J’ajouterai que ces serpents, fussent-ils même d’une espèce dangereuse, on pourrait leur avoir arraché les dents pour n’en plus rien redouter.

Ce qui viendrait à l’appui de cette assertion, c’est que ces animaux ne font aucune blessure lorsqu’ils mordent.

Je n’ai pas vu exécuter le tour qui consiste à se frapper le bras et à en faire sortir du sang; mais il me semble qu’une petite éponge imbibée de rouge et cachée dans la main qui frappe, suffirait pour accomplir le prodige. En essuyant le bras, la blessure se trouve naturellement guérie.

Étant jeune, j’ai souvent fait sortir du vin d’un couteau ou de mon doigt, en pressant une petite éponge, imbibée de ce liquide, que je tenais cachée.

J’avais vu plusieurs fois des étourdis broyer des verres à liqueur entre leurs dents sans se blesser; mais jamais aucun d’eux n’en avait mangé les fragments. Il m’était donc assez difficile d’expliquer ce tour des Aïssaoua, lorsque sur un renseignement qui me fut donné par un médecin de mes amis, je trouvai dans le Dictionnaire des Sciences médicales, année 1810, nº 1143, une thèse soutenue par le docteur Lesauvage, sur l’innocuité du verre pilé.

Ce savant, après avoir cité quelques exemples de gens auxquels il avait vu manger du verre, rapporte ainsi différentes expériences qu’il fit sur des animaux.
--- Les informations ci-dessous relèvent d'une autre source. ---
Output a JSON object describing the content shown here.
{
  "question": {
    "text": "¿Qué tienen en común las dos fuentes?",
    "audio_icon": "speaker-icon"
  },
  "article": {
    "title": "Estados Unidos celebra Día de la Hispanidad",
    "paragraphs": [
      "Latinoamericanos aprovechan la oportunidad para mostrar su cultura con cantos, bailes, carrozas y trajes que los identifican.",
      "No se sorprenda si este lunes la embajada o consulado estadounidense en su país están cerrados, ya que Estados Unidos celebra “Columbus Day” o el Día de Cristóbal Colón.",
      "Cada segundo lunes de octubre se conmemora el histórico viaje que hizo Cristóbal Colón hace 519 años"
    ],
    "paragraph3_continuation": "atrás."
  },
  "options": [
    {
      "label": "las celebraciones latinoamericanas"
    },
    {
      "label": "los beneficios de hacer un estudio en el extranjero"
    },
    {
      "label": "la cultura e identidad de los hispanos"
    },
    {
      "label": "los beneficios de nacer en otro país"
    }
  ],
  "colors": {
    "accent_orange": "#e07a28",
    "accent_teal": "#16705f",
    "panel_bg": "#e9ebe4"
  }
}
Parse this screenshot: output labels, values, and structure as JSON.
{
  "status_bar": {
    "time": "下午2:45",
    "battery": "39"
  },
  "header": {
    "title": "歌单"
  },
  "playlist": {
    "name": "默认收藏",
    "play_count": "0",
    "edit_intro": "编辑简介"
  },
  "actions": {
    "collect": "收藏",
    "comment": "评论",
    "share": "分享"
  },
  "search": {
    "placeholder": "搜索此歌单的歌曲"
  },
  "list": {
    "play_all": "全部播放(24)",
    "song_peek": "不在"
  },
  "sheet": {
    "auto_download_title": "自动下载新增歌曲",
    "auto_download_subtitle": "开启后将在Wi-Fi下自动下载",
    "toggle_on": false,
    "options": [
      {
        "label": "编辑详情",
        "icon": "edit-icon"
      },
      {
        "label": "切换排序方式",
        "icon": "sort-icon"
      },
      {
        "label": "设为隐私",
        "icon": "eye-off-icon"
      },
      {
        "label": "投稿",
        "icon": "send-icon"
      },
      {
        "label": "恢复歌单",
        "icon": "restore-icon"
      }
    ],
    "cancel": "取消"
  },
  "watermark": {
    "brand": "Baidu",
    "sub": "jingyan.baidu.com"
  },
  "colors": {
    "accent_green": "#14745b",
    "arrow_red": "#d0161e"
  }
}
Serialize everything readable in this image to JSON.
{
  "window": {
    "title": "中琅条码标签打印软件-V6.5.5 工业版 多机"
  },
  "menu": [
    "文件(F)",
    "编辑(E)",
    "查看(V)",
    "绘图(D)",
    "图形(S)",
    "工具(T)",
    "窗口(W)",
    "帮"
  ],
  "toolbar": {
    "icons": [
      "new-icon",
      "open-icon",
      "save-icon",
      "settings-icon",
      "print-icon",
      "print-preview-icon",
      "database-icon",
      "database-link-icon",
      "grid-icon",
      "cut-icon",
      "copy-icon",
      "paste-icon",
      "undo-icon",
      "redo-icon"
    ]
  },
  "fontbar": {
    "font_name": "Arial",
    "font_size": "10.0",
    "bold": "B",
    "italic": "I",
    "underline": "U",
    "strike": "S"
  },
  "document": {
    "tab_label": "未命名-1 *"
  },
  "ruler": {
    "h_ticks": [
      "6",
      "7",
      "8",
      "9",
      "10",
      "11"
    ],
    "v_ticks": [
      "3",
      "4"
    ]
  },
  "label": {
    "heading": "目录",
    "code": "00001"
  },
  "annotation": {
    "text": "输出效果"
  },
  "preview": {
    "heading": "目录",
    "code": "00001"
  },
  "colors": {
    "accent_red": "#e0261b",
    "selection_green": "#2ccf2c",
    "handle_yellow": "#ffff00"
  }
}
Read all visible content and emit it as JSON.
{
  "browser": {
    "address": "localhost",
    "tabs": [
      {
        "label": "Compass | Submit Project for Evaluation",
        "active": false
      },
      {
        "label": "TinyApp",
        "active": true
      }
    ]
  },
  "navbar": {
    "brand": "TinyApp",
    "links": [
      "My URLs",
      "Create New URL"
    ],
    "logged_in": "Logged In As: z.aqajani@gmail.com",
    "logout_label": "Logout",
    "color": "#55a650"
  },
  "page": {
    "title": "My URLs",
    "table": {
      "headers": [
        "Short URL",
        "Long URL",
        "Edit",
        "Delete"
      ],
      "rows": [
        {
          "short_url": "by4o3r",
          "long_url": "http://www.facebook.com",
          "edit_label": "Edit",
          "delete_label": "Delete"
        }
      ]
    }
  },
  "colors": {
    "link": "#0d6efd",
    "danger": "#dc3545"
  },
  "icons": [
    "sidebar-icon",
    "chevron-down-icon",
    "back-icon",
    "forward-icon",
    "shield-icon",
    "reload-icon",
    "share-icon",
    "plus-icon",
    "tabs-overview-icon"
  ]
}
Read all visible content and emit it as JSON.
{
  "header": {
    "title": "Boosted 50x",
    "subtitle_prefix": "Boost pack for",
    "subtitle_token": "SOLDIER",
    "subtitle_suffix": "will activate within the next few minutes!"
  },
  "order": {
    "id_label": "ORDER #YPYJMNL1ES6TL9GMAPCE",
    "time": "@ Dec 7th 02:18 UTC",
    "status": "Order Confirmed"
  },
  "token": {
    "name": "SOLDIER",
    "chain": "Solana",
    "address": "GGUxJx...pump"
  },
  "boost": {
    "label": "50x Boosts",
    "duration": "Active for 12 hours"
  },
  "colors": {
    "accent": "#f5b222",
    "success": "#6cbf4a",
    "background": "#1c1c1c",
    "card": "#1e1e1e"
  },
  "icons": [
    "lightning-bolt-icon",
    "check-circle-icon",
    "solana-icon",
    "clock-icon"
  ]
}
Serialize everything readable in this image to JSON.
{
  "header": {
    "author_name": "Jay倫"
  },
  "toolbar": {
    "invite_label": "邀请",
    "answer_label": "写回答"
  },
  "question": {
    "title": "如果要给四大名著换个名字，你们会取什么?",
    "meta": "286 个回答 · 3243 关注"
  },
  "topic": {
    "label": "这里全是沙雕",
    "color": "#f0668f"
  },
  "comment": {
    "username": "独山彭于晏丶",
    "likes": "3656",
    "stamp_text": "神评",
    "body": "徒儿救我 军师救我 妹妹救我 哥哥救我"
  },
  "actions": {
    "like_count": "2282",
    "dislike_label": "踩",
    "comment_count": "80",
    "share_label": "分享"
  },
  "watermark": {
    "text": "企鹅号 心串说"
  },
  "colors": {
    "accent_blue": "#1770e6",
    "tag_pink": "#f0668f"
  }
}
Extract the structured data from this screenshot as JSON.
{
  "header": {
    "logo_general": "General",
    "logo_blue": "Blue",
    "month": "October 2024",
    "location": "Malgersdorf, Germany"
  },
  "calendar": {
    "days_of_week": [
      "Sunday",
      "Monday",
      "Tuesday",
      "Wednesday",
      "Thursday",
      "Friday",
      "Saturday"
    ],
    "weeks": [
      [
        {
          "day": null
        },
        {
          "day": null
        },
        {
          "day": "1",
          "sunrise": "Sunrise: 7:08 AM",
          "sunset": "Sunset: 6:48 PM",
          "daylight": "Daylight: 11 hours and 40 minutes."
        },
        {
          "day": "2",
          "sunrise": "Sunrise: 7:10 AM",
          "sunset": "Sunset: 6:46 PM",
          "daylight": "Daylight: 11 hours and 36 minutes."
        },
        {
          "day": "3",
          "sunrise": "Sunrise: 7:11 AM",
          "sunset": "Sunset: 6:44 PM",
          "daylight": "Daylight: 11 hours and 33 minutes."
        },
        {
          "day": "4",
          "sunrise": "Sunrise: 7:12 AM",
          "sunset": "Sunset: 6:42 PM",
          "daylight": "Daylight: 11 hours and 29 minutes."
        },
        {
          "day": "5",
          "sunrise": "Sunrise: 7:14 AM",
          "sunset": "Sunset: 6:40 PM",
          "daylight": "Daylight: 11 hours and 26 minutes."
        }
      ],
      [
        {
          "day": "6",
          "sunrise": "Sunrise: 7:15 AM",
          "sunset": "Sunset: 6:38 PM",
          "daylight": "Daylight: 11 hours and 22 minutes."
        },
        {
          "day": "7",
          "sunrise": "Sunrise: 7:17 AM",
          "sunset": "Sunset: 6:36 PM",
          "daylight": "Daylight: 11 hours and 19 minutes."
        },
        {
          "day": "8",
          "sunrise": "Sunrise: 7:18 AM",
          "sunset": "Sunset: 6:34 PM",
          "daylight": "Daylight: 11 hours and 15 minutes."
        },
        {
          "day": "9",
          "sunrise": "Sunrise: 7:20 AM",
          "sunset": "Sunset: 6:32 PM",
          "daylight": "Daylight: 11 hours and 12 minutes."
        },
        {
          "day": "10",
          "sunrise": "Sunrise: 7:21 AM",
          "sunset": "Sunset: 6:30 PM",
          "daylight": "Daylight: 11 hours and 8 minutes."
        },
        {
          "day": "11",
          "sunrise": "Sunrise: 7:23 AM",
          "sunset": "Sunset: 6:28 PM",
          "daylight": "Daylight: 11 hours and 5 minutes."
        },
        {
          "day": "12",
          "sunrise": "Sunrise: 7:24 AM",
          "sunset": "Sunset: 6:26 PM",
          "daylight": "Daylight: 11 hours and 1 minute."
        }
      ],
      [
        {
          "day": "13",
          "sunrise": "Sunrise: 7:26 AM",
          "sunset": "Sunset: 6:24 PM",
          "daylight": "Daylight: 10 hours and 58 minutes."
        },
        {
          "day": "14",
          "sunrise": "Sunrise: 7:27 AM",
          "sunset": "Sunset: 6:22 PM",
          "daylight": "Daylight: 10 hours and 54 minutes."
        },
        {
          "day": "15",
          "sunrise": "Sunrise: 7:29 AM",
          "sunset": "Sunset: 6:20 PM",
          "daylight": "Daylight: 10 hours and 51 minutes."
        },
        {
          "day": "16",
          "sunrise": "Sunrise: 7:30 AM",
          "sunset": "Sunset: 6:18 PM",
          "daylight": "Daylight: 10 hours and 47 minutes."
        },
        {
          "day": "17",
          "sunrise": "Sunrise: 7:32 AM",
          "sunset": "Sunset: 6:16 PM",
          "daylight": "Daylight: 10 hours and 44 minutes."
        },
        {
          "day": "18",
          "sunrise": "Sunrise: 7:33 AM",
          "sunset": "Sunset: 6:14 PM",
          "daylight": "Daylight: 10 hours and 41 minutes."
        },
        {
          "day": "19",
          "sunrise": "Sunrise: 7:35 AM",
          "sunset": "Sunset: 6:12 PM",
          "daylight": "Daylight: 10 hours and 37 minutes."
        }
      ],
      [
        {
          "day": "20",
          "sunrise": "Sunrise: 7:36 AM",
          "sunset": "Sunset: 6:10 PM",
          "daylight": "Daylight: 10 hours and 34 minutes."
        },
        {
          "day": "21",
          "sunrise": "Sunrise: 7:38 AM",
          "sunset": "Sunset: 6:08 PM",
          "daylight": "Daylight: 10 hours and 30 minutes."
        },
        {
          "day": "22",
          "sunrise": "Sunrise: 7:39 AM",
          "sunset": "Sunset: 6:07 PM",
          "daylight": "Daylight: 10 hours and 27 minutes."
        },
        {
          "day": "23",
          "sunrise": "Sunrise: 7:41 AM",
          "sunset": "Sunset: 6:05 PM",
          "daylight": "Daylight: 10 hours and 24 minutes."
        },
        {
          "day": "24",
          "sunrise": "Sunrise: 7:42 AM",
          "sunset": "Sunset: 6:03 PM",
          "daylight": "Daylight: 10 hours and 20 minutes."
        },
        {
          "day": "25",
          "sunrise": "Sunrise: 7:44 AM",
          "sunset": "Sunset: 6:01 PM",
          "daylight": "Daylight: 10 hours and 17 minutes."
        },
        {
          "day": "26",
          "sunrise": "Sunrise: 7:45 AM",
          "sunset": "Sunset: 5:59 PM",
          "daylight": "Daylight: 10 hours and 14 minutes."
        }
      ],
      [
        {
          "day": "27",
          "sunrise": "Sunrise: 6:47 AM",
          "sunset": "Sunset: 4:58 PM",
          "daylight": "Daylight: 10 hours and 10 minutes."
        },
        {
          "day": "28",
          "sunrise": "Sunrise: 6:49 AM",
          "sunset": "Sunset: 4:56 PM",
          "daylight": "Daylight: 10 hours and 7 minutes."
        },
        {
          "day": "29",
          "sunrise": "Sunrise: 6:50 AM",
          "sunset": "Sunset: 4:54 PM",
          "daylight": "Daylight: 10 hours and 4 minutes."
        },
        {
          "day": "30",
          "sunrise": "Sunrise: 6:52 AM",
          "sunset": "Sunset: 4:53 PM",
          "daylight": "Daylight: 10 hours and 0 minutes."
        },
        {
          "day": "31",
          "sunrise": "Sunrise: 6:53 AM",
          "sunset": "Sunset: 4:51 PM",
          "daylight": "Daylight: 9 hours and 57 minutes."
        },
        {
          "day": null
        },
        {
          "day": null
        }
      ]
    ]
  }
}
«Après avoir soumis un grand nombre de chiens, de chats et de rats au régime du verre pilé, dont les fragments avaient deux ou trois lignes de longueur, aucun de ces animaux ne fut malade et grand nombre d’entre eux ayant été ouverts, l’on ne trouva aucune lésion dans toute la longueur du canal alimentaire. Bien convaincu, d’ailleurs, de l’innocuité du verre avalé, je me déterminai à en prendre moi-même en présence de mon collègue M. Cayal, du professeur Lallemand et de plusieurs autres personnes. Je répétai plusieurs fois l’expérience et je n’en éprouvai jamais la moindre sensation douloureuse.»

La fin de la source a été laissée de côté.